I got to know her house and its ways. I stopped waiting for her agenda to emerge.

We spent most of our days outside, floating the pool on inflatable rafts, letting the sun crisp our backs and splashing water at Benetton, Nikki’s Labrador retriever. That was what I learned best from Nikki that summer: how to float. To stop drowning, she taught me, I only had to stop fighting. I only had to lie back and decide that no dark shapes swam beneath the surface, that nothing with sharp teeth and insatiable hunger was lurking in the fathomless depths. In the world according to Nikki, there were no depths.

I was already empty; Nikki taught me it was safest to stay that way. That if I pretended hard enough that nothing was waiting to claim me, nothing ever would.


SHE PLAYED WITH MY HAIR and vetoed chunks of wardrobe; one sticky afternoon she brought me to the elementary school parking lot and taught me how to drive. She still refused to call me Dex. “Your name is Hannah,” she said. “Who lets some stranger give them a new name? It would be one thing if you didn’t like it. But seriously, to decide to be someone new just because some weirdo tells you to?”

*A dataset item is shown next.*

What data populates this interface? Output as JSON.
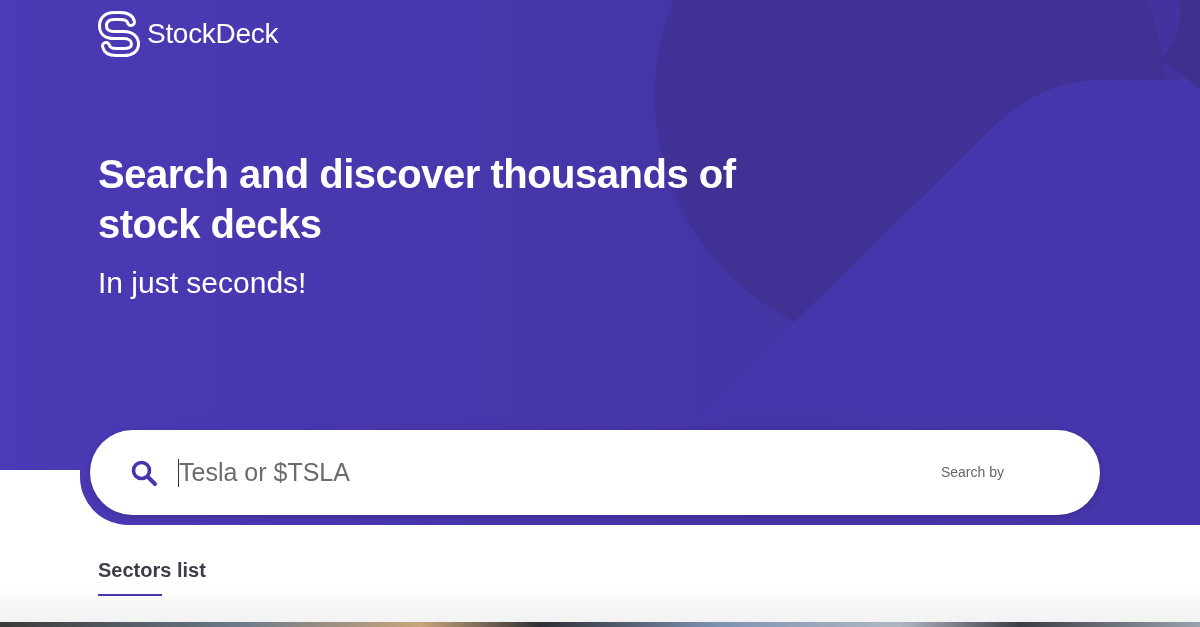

I did like my name—that was the thing of it. I’d forgotten that: I hadn’t known there was anything wrong with Hannah until Lacey told me so.

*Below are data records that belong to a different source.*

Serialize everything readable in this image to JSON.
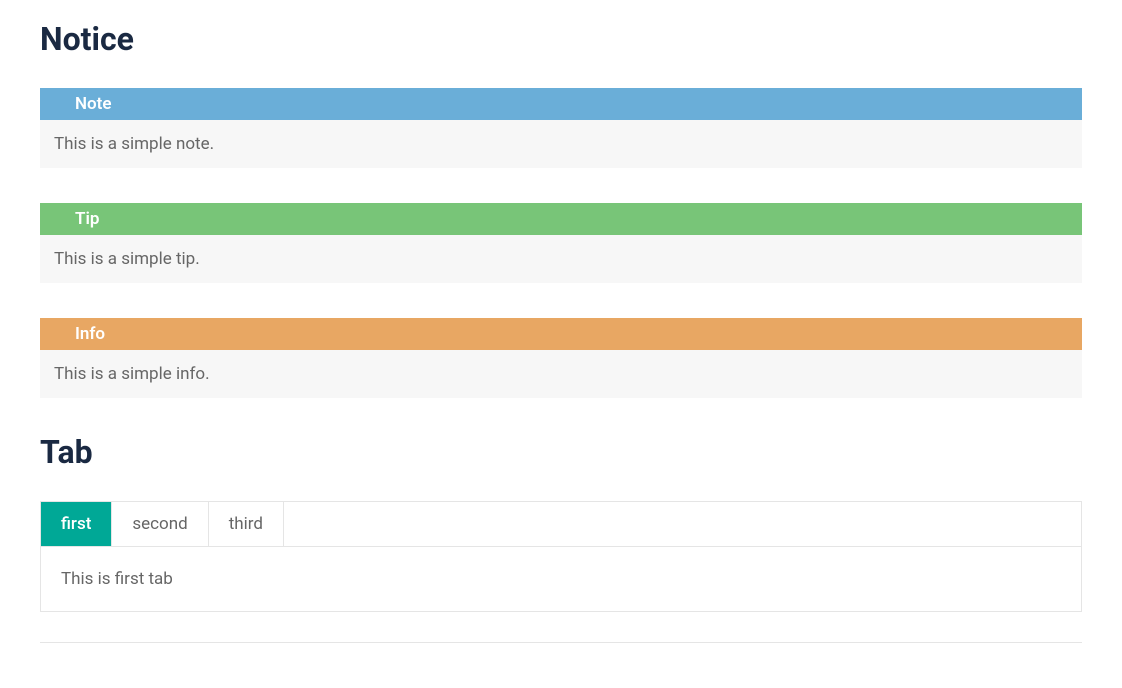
{
  "headings": {
    "notice": "Notice",
    "tab": "Tab"
  },
  "notices": {
    "note": {
      "title": "Note",
      "body": "This is a simple note."
    },
    "tip": {
      "title": "Tip",
      "body": "This is a simple tip."
    },
    "info": {
      "title": "Info",
      "body": "This is a simple info."
    }
  },
  "tabs": {
    "items": [
      {
        "label": "first",
        "active": true
      },
      {
        "label": "second",
        "active": false
      },
      {
        "label": "third",
        "active": false
      }
    ],
    "content": "This is first tab"
  }
}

Nikki was too careful to talk about Lacey. Instead she talked around her, let me creep to my own conclusions. “I don’t know why you listen to this shit when you obviously don’t even like it,” she said when I fast-forwarded through one too many Nirvana songs.

“Of course it matters what people think of you,” she said when I told her I didn’t need her help repairing my reputation, that my reputation was irrelevant. “Anyone who tells you different is trying to screw you.”

“Some people can’t help being freaks, so they’ll try to drag you into freakhood with them,” she said, thrusting an armful of hand-me-downs at me. “But you’re different. You’ve got options.”

She talked about herself, and maybe that was the thing that slowly suckered me into trusting her. She was bored, she told me, not just with Battle Creek and her friends and her dysfunctional parents and her perfect brother with his dull college girlfriend and obedient premed life, but with herself, too, with waking up every morning to perform “Nikki Drummond.”